Bank of Nanjing’s $2 Billion Fundraising Rejected
China’s securities regulator issued a surprise rejection of a private placement proposed by a listed commercial bank, raising speculation on whether the regulator is tightening its scrutiny of how banks raise capital.
Bank of Nanjing, a city commercial bank in the capital of eastern China’s Jiangsu province, said Monday in a statement that the China Securities Regulatory Commission (CSRC) rejected its plan to raise as much as 14 billion yuan ($2.05 billion) by issuing as many as 1.7 billion shares in a private placement with a group of investors.
It was the first time the CSRC rejected a private placement plan of a listed commercial bank. Market participants said they wondered whether the move signals tightened scrutiny of bank capital-raising, or that Bank of Nanjing’s plan was flawed.
A person close to the bank told Caixin that the CSRC hasn’t elaborated to the bank on the reason for the rejection. The bank will consider whether to revise its plan or pursue other fundraising options once it gets feedback from the regulator, the person said.
Chinese banks are working to build up their capital cushions after a record lending spree as China tries to reduce leverage across its system and rein in financial risk. Several city commercial banks are planning to raise capital through the secondary market, a sign showing that banks face pressure on capital supplementation.
Huatai Securities, China’s fourth-largest broker, and Nanjing Securities were joint sponsors of the proposed offering. The rejection caught the banks and sponsors off-guard as previous communications with the CSRC’s review committee had been smooth, sources said.
Bank of Nanjing had planned to use the proceeds to supplement its tier-1 capital, which serves as the core measure of a bank's financial strength. The bank is expected to relaunch its capital supplementation plan, sources said.
The person close to the bank said the rejection of the private placement plan will have a short-term impact on the bank but the overall effect will be limited because the bank’s governance and business remain solid.
Some market participants speculated that the rejection was related to a previous penalty imposed on the bank by the local banking regulator.
In January, the Jiangsu Banking Regulatory Bureau levied a 32.3 million yuan fine against a branch of the bank for violation of the rules of prudent operation in its bill business, or lending between banks.
The penalty was part of a massive fraud scandal involving China’s state-owned Postal Savings Bank and 11 other lenders. A sub-branch of the Postal Savings Bank was caught selling 3 billion yuan of wealth management products to raise money to repay forged discounted bills of exchange sold to other banks. Bank of Nanjing was the only mainland-listed bank fined in the scandal.

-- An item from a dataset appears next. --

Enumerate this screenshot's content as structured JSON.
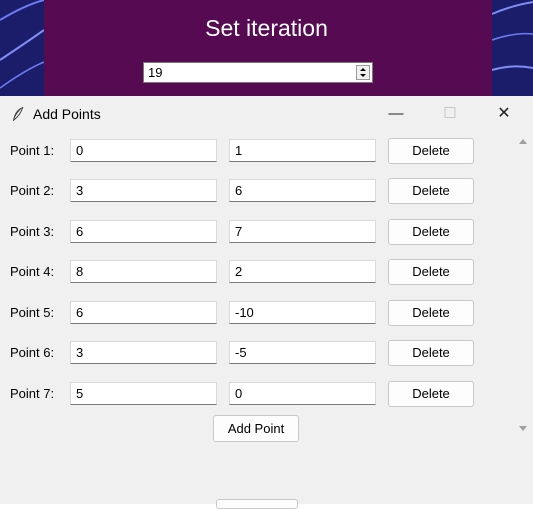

But a person close to the Jiangsu banking regulator told Caixin that the CSRC’s rejection of Bank of Nanjing’s stock offering plan has nothing to do with the penalty. Even though the penalty was levied earlier this year, the violation didn’t occur recently, and the penalty was not as severe as other high-profile cases, the person said.
As of the end of 2017, Bank of Nanjing had a tier 1 capital ratio of 7.99%, which is close to the 7.5% bar for non-systemic important banks required by regulators.